Selon Michel Draguet, ici « le portrait d’enfant préfigure un portrait de femme » (Michel Draguet, Portrait de Jeanne Kéfer, Getty Museum Studies on Art, Los Angeles, 2004, p.78). En effet, les symboles de la fleur rouge, du bracelet jonc et de la couleur verte du manteau cristallisent son destin de femme, tout proche. Par ailleurs, les bijoux, les précieux velours et la fourrure, ainsi que les gants sont les attributs qui permettent au sujet d’incarner l’idéal de la femme bourgeoise de la fin du XIXe siècle et reflètent la position de la famille Suys. Les symboles de notre tableau, bien que liés à un vocabulaire iconographique ancestral invoquant mythologie et traditions, sont d’une grande modernité, en accord avec la pensée et la vie de la fin de siècle.
Dans le symbolisme qu’incarne Fernand Khnopff, les symboles ne sont pas démonstratifs mais suggestifs. Ainsi les idées sont-elles délicatement évoquées derrière la réalité. Ici, derrière l’enfant, Khnopff voit la femme.

Un sujet symboliste mi-ange, mi-sphinx:
Cette oeuvre est typique du portrait bourgeois de l’époque, il représente une fillette, angéliquement frangée, d’une grande beauté, coiffée et apprêtée conformément à son rang social. Elle incarne la délicatesse et le raffinement qu’on exige alors d’une fille ou d’une femme. Cela nous renvoie à la figure de l’ange, sage, tendre, belle et poétique incarnant de bonnes valeurs familiales et bourgeoises.
Comme dans la plupart des portraits réalisés par Khnopff, l’arrière-plan est peu définissable. Ici, Yvonne Suys semble baigner dans la composition, l’absence de perspective et le fond grisâtre lui servent de cadre, mettant en avant le sujet, dont le regard transperce le spectateur.

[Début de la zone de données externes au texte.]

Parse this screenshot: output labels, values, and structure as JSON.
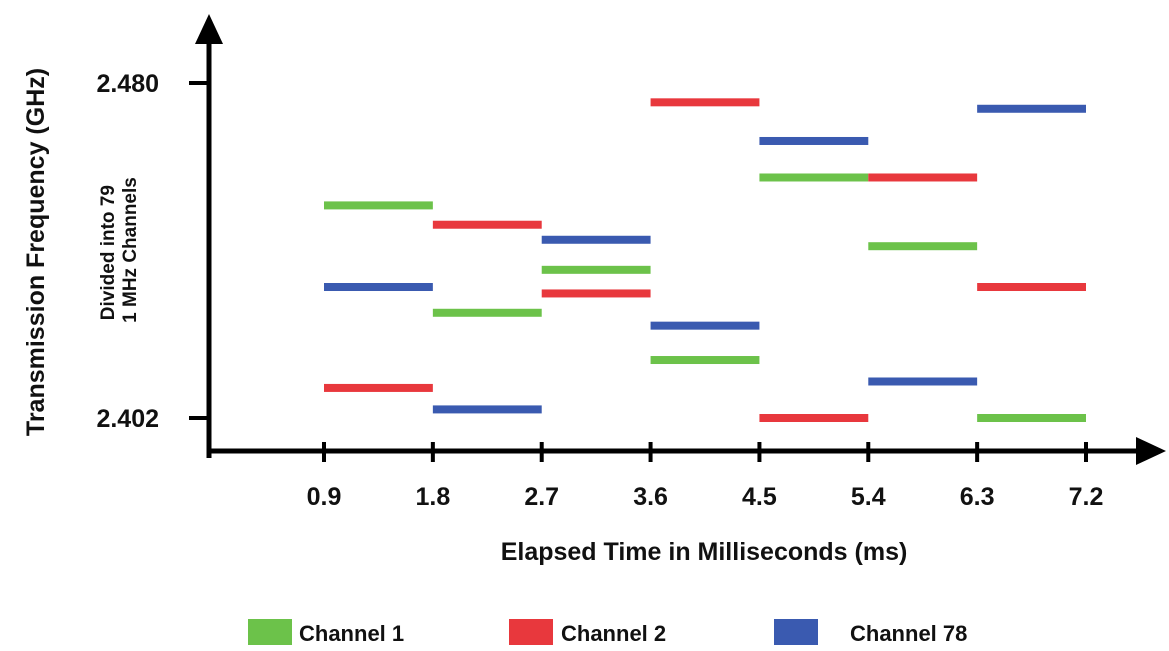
{
  "chart_data": {
    "type": "bar",
    "subtype": "frequency-hopping-timeline",
    "title": "",
    "xlabel": "Elapsed Time in Milliseconds (ms)",
    "ylabel": "Transmission Frequency (GHz)",
    "ylabel_secondary": [
      "Divided into 79",
      "1 MHz Channels"
    ],
    "x_ticks": [
      "0.9",
      "1.8",
      "2.7",
      "3.6",
      "4.5",
      "5.4",
      "6.3",
      "7.2"
    ],
    "y_ticks": [
      "2.480",
      "2.402"
    ],
    "ylim": [
      2.402,
      2.48
    ],
    "legend_position": "bottom",
    "series": [
      {
        "name": "Channel 1",
        "color": "#6cc24a",
        "segments": [
          {
            "x_start": 0.9,
            "x_end": 1.8,
            "y": 2.4515
          },
          {
            "x_start": 1.8,
            "x_end": 2.7,
            "y": 2.4265
          },
          {
            "x_start": 2.7,
            "x_end": 3.6,
            "y": 2.4365
          },
          {
            "x_start": 3.6,
            "x_end": 4.5,
            "y": 2.4155
          },
          {
            "x_start": 4.5,
            "x_end": 5.4,
            "y": 2.458
          },
          {
            "x_start": 5.4,
            "x_end": 6.3,
            "y": 2.442
          },
          {
            "x_start": 6.3,
            "x_end": 7.2,
            "y": 2.402
          }
        ]
      },
      {
        "name": "Channel 2",
        "color": "#e8383d",
        "segments": [
          {
            "x_start": 0.9,
            "x_end": 1.8,
            "y": 2.409
          },
          {
            "x_start": 1.8,
            "x_end": 2.7,
            "y": 2.447
          },
          {
            "x_start": 2.7,
            "x_end": 3.6,
            "y": 2.431
          },
          {
            "x_start": 3.6,
            "x_end": 4.5,
            "y": 2.4755
          },
          {
            "x_start": 4.5,
            "x_end": 5.4,
            "y": 2.402
          },
          {
            "x_start": 5.4,
            "x_end": 6.3,
            "y": 2.458
          },
          {
            "x_start": 6.3,
            "x_end": 7.2,
            "y": 2.4325
          }
        ]
      },
      {
        "name": "Channel 78",
        "color": "#3a5ab0",
        "segments": [
          {
            "x_start": 0.9,
            "x_end": 1.8,
            "y": 2.4325
          },
          {
            "x_start": 1.8,
            "x_end": 2.7,
            "y": 2.404
          },
          {
            "x_start": 2.7,
            "x_end": 3.6,
            "y": 2.4435
          },
          {
            "x_start": 3.6,
            "x_end": 4.5,
            "y": 2.4235
          },
          {
            "x_start": 4.5,
            "x_end": 5.4,
            "y": 2.4665
          },
          {
            "x_start": 5.4,
            "x_end": 6.3,
            "y": 2.4105
          },
          {
            "x_start": 6.3,
            "x_end": 7.2,
            "y": 2.474
          }
        ]
      }
    ]
  }
}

Les figures féminines de Khnopff sont silencieuses, elles s’adressent au spectateur par leur regard. Cela n’est pas sans nous rappeler le personnage de Méduse, figure mythologique possédant le regard perçant le plus célèbre du monde, et qui inspira énormément l’artiste. Ce regard vif et silencieux qui renvoie à la figure de la femme puissante, fatale et tentatrice, est également incarnée chez Khnopff par le Sphinx. On retrouve par ailleurs cette créature mythologique dans de célèbres tableaux de l’artiste: Le vice Suprême de 1885 (D.C/O.Z. n°79), Un ange de 1889 (D.C/O.Z. n°124), ou encore Les caresses de 1896 (D.C/O.Z. n°275, MRBAB inv.6768). Le regard pénétrant d’Yvonne Suys est accentué par sa posture accoudée et légèrement déhanchée qui lui confère une certaine assurance et une allure charmeuse, tel le mystérieux et dangereux Sphinx annonçant sa fatale et légendaire énigme.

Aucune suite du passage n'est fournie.